Mesajı Okuyun
Old 15-06-2008, 00:36   #4
Av.Feridun Yurtsever

 
Varsayılan

Sayın Av.A.Bilgili,
Anladığım kadarıyla, sözkonusu icra takibinde müvekkiliniz borçlu; banka da alacaklısıfatına sahip. Müvekkilinizin itirazı üzerine duran takibe devam etmek için banka itirazın iptali kaldırılması yoluna gitmiş,banka alacağını ispat edememiş ve icra mahkemesi de itirazı haklı bulmuş. Umarım doğru anlamışımdır; zira cevaplarımı buna göre veriyorum.

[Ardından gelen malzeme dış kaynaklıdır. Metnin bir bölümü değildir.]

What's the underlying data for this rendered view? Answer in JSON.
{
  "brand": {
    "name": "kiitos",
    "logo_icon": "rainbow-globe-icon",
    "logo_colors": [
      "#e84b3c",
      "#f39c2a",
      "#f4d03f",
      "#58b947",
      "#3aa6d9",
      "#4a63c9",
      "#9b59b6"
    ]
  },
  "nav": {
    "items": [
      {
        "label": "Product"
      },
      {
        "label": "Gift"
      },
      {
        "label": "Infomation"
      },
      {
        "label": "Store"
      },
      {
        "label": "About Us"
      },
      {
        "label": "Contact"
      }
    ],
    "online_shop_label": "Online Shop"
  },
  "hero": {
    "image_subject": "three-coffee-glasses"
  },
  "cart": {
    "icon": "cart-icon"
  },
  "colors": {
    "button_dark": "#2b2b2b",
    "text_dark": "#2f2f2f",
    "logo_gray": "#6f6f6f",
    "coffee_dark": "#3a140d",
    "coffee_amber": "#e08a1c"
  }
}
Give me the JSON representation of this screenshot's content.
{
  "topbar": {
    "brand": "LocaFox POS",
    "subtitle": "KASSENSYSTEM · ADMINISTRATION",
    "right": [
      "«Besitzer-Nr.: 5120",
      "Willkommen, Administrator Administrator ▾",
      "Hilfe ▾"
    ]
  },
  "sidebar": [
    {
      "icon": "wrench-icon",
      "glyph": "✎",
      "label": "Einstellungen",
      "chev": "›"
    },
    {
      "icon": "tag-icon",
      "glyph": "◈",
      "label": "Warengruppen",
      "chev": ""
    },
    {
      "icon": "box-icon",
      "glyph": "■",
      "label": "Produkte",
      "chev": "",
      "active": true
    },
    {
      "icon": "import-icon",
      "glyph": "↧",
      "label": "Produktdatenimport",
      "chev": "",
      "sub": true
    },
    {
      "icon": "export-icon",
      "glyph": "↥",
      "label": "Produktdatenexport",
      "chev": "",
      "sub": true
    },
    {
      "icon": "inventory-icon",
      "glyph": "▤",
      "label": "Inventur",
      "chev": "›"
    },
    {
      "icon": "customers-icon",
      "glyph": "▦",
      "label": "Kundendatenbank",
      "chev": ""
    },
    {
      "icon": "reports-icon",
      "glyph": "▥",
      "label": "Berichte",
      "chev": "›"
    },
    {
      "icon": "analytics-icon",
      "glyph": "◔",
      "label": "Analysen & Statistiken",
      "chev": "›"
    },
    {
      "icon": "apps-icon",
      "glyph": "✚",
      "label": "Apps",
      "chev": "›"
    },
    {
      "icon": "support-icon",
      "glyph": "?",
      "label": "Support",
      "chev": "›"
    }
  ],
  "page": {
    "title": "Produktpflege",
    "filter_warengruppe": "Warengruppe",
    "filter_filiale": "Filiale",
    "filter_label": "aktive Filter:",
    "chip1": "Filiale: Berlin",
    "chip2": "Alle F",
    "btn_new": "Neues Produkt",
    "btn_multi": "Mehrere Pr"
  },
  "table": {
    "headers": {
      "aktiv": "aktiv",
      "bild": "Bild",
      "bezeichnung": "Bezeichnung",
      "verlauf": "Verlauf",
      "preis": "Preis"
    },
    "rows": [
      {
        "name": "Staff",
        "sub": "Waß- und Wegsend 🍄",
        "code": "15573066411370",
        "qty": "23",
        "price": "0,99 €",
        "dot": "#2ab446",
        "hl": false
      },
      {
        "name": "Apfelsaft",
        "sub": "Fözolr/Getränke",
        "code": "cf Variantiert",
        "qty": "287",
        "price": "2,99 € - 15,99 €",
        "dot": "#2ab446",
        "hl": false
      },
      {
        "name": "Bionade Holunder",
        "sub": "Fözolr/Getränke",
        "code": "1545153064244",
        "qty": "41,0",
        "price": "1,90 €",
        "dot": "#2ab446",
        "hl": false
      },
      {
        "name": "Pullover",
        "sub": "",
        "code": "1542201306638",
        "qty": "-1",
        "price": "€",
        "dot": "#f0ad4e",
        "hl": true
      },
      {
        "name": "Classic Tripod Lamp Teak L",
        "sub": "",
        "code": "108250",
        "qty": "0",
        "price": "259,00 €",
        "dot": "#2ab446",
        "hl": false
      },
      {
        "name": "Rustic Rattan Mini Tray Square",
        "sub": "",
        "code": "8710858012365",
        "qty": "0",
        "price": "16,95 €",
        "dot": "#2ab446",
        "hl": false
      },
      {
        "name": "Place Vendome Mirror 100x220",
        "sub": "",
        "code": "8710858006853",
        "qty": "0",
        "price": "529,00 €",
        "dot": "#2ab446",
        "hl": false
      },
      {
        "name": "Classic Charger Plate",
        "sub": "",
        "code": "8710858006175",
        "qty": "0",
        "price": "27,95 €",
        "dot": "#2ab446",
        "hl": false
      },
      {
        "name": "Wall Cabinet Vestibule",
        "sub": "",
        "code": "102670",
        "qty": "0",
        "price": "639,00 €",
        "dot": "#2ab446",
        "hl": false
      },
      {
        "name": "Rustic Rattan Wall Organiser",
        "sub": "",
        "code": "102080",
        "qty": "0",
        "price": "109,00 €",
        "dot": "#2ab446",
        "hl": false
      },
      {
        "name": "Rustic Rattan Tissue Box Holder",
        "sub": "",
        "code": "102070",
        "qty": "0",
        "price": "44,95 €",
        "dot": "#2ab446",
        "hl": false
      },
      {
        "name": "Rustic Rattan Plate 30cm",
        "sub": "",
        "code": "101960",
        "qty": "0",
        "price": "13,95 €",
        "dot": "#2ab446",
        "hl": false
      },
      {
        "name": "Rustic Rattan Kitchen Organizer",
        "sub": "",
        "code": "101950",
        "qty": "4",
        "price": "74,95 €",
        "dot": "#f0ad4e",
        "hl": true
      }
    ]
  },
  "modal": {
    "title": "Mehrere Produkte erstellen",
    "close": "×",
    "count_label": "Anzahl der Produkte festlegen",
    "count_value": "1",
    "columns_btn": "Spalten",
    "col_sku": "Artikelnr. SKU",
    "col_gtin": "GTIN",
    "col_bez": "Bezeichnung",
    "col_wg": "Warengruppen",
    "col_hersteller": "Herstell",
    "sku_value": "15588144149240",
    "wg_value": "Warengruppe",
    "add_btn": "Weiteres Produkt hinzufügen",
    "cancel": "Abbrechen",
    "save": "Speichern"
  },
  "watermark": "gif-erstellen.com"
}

Öncelikle icra mahkemesi itirazın kaldırılması yolunda inceleme yaparken, sizin de bildiğiniz üzere, tüm delilleri değerlendirememektedir. Yani dar kapsamlı bir delil incelemesi yapmaktadır. Bunun anlamı da İİK m. 68 anlamındaki deliller ışığında bir karar vermesidir. Bu nedenle maddi anlamda bir kesin hükümden bahsedilemez.Ancak bana göre mahkeme bu nedenle değil bilirkişi incelemesi istememiştir. Bu delile başvurmasının nedeni, manevi tazminat talebini inceleyen mahkeme, bilirkişi incelemesi yapılmadığından bahisle, Yargıtay'ın hükmü bozması "kesinliğinden" çekindiği için istemiştir. Zira Yargıtay, bilirkişi incelemesini takdiri bir delil değil; sanki hakimin mutlaka başvurması gereken bir delil, bir zorunlu usul işlemi gibi görmektedir. Bence neden budur. Buna göre şahsi kanaatim, bilirkişi ücreti yatırmadığınızda, icra mahkemesinin itirazın kaldırılması için yeterli bulamadığı delilleri, alacağın varlığını ispat hususunda yeterli görecek ve aleyhinize bir karara hükmedecektir. Yanlış anlaşılmasın, manevi tazminat talebini inceleyen mahkeme tabi ki alacağın varlığını veya yokluğunu araştırmayacaktır. Bu konuda da bir hüküm kurmayacaktır. Ancak, manevi tazminat talebinin dayandığı nokta "alacağın yokluğu" olduğu için, manevi tazminata hükmedilmesi için alacağın olmadığının davacı tarafndan ispat edilemediğine hükmedecektir.